The society said that its profits figures were achieved without writing off the mortgage incentives on offer to potential borrowers over several years, unlike some lenders.
Roger Boyes, group finance director, said that over the past six months these had reduced Halifax's profits by pounds 64m. Since 1994, the accumulated difference in the society's profits was pounds 295m, he added.
Retail savings balances rose by pounds 738m compared with about pounds 2.5bn last year. Mr Blackburn said this was largely due to the society informing its savers that withdrawals from their accounts would not affect their free-share distribution at de-mutualisation.

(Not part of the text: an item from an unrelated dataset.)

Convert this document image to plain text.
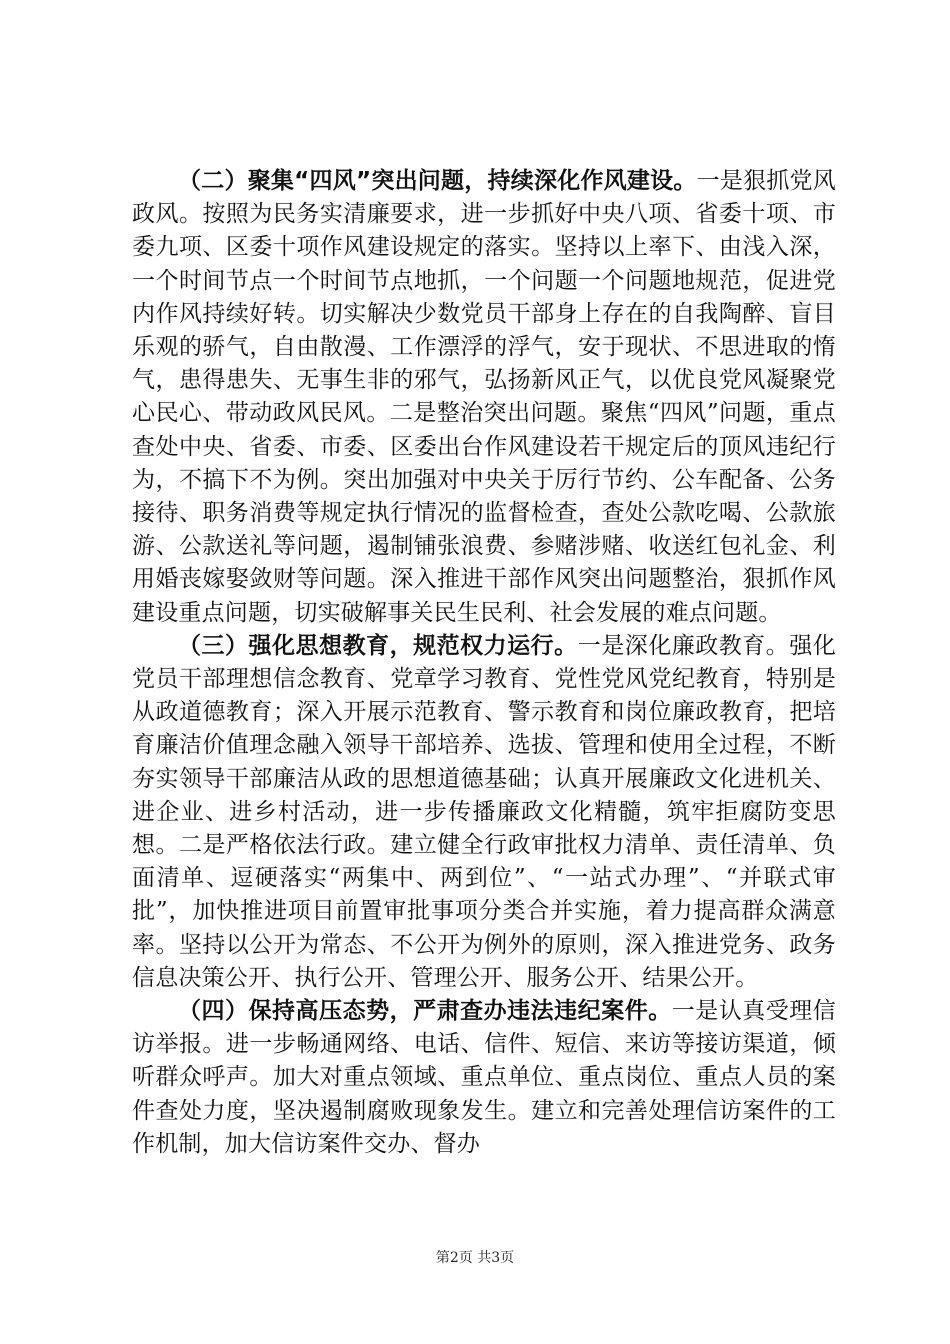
（二）聚集“四风”突出问题，持续深化作风建设。一是狠抓党风政风。按照为民务实清廉要求，进一步抓好中央八项、省委十项、市委九项、区委十项作风建设规定的落实。坚持以上率下、由浅入深，一个时间节点一个时间节点地抓，一个问题一个问题地规范，促进党内作风持续好转。切实解决少数党员干部身上存在的自我陶醉、盲目乐观的骄气，自由散漫、工作漂浮的浮气，安于现状、不思进取的惰气，患得患失、无事生非的邪气，弘扬新风正气，以优良党风凝聚党心民心、带动政风民风。二是整治突出问题。聚焦“四风”问题，重点查处中央、省委、市委、区委出台作风建设若干规定后的顶风违纪行为，不搞下不为例。突出加强对中央关于厉行节约、公车配备、公务接待、职务消费等规定执行情况的监督检查，查处公款吃喝、公款旅游、公款送礼等问题，遏制铺张浪费、参赌涉赌、收送红包礼金、利用婚丧嫁娶敛财等问题。深入推进干部作风突出问题整治，狠抓作风建设重点问题，切实破解事关民生民利、社会发展的难点问题。

（三）强化思想教育，规范权力运行。一是深化廉政教育。强化党员干部理想信念教育、党章学习教育、党性党风党纪教育，特别是从政道德教育；深入开展示范教育、警示教育和岗位廉政教育，把培育廉洁价值理念融入领导干部培养、选拔、管理和使用全过程，不断夯实领导干部廉洁从政的思想道德基础；认真开展廉政文化进机关、进企业、进乡村活动，进一步传播廉政文化精髓，筑牢拒腐防变思想。二是严格依法行政。建立健全行政审批权力清单、责任清单、负面清单、逗硬落实“两集中、两到位”、“一站式办理”、“并联式审批”，加快推进项目前置审批事项分类合并实施，着力提高群众满意率。坚持以公开为常态、不公开为例外的原则，深入推进党务、政务信息决策公开、执行公开、管理公开、服务公开、结果公开。

（四）保持高压态势，严肃查办违法违纪案件。一是认真受理信访举报。进一步畅通网络、电话、信件、短信、来访等接访渠道，倾听群众呼声。加大对重点领域、重点单位、重点岗位、重点人员的案件查处力度，坚决遏制腐败现象发生。建立和完善处理信访案件的工作机制，加大信访案件交办、督办

第2页 共3页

Halifax has increased the number of its current account balances to more than 1.4 million, a increase of 14 per cent. Although its share of the current account market, including high street banks, is just 3 per cent, the society claimed that its "new-to-banking" share of the market was a far higher 8 per cent.
Mr Blackburn added that the society's confidence in the current housing market meant that while it had closed 11 of its estate agency branches, it had acquired another 43 from Alliance & Leicester, mostly in the South of England.
Some 2,500 head-office staff in Halifax and Leeds have lost their jobs in the wake of the merger with Leeds Permanent last year, with more planned. But Mr Blackburn said that 1,000 jobs were being created as Halifax expands into telephone-based insurance sales.